DOI: 10.1093/9780197852729.003.0024 ISSN:

The Metabolic Rift and the Dialectics of Ecology

Brett Clark, John Bellamy Foster

Abstract

In the 21st century, there has been a systematic recovery and reconstruction of Karl Marx’s theory of metabolic rift, as a general approach to ecological crisis, serving as the basis for an integrated economic and ecological critique of capitalism. This approach is rooted in classical historical materialism, which includes both ecological materialism and dialectical ecology. Marx’s dialectical triadic metabolic analysis consists of the universal metabolism, social metabolism, and metabolic rift. The universal metabolism is the all-encompassing, evolving natural world, of which humans are a part. The social metabolism involves the constant interchange between humans, via labor and the production process, and nature. A metabolic rift emerges when an alienated social metabolism creates a rupture in the universal metabolism. Given capitalism’s tendency to rob nature, it produces ecological rifts, which are progressively undermining the conditions that support life. Metabolic rift scholarship, building on Marx and the work of radical scientists, has offered a rich analysis of all varieties of ecological crises, such as climate change, the depletion of soil nutrients, the collapse of fisheries, the draining of aquifers, and the spread of zoonotic diseases. It has also documented how capitalist working conditions contribute to a corporeal rift, which degrades, shortens, and harms life. The same is true regarding the lives of animals—such as cows, pigs, and chickens—in industrial food operations, given the alienated speciesism that arose under capitalism.

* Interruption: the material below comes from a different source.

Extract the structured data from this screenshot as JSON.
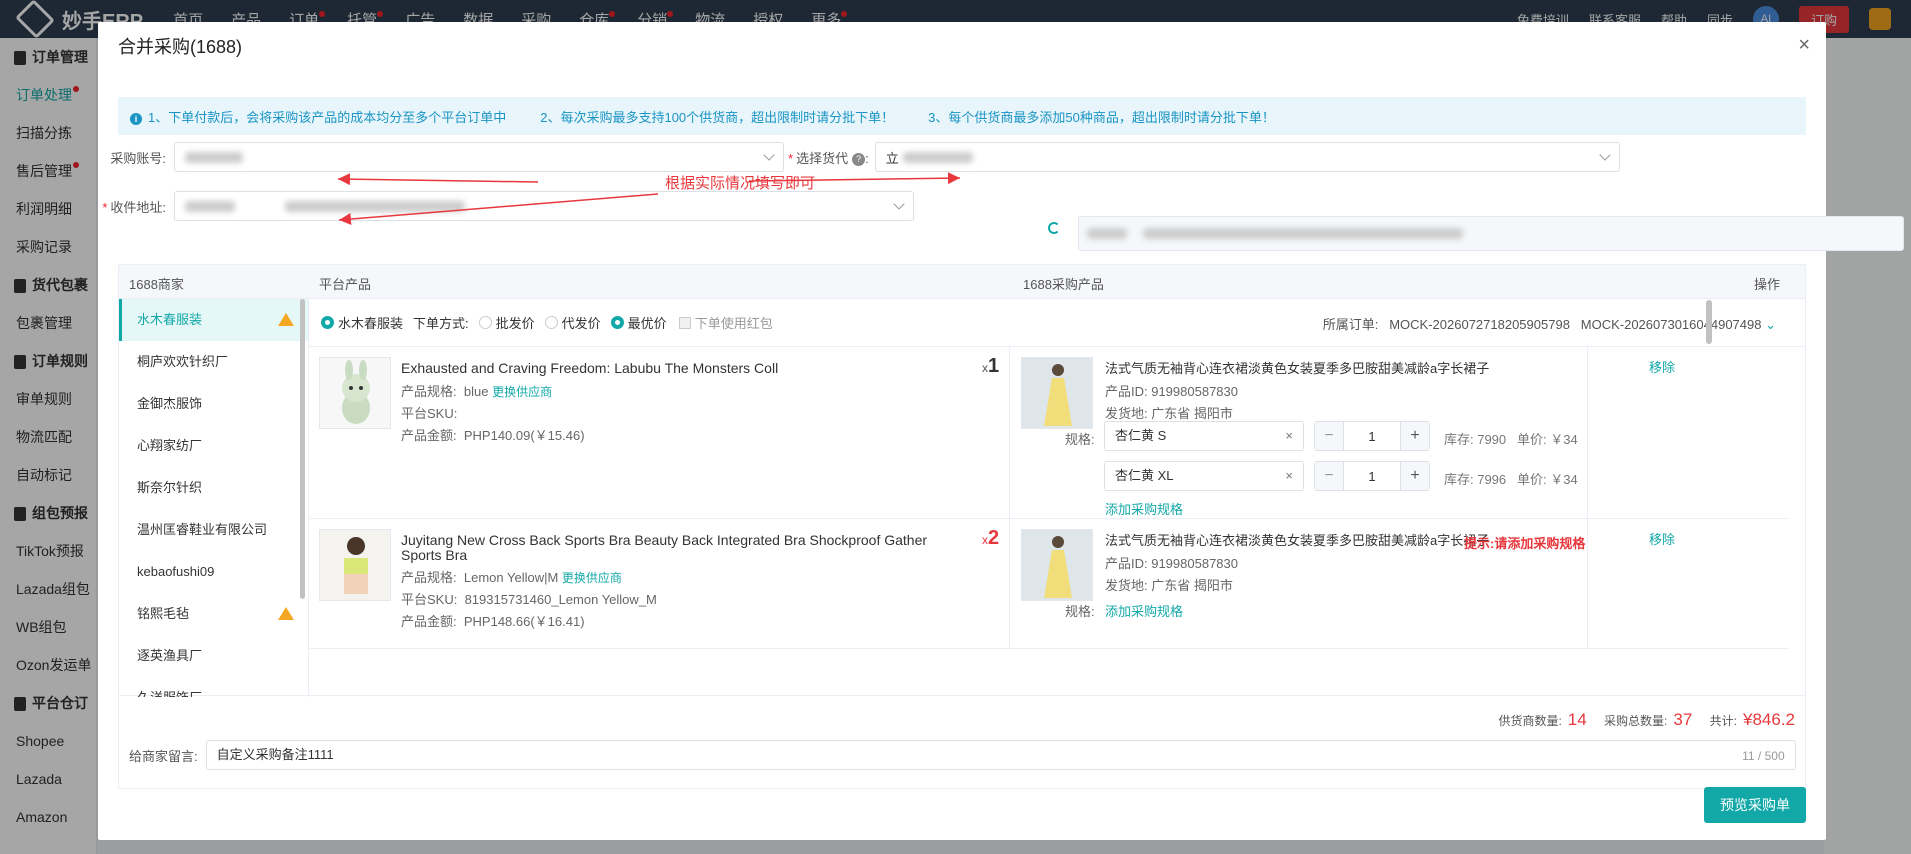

Overall, metabolic rift scholars are addressing the planetary emergency itself. This comprehensive analysis includes integrating issues of ecological imperialism/unequal ecological exchange and the expropriation processes associated with nature, class, gender, and race. Its economic and ecological critique of capitalism reveals the historical necessity for revolutionary changes in the social metabolism, whereby metabolic restoration is a crucial part of ecological sustainability. This broad social change is part of a new socialist project rooted in the recognition and advancement of the environmental proletariat, aimed at creating sustainable human development, embodying substantive equality.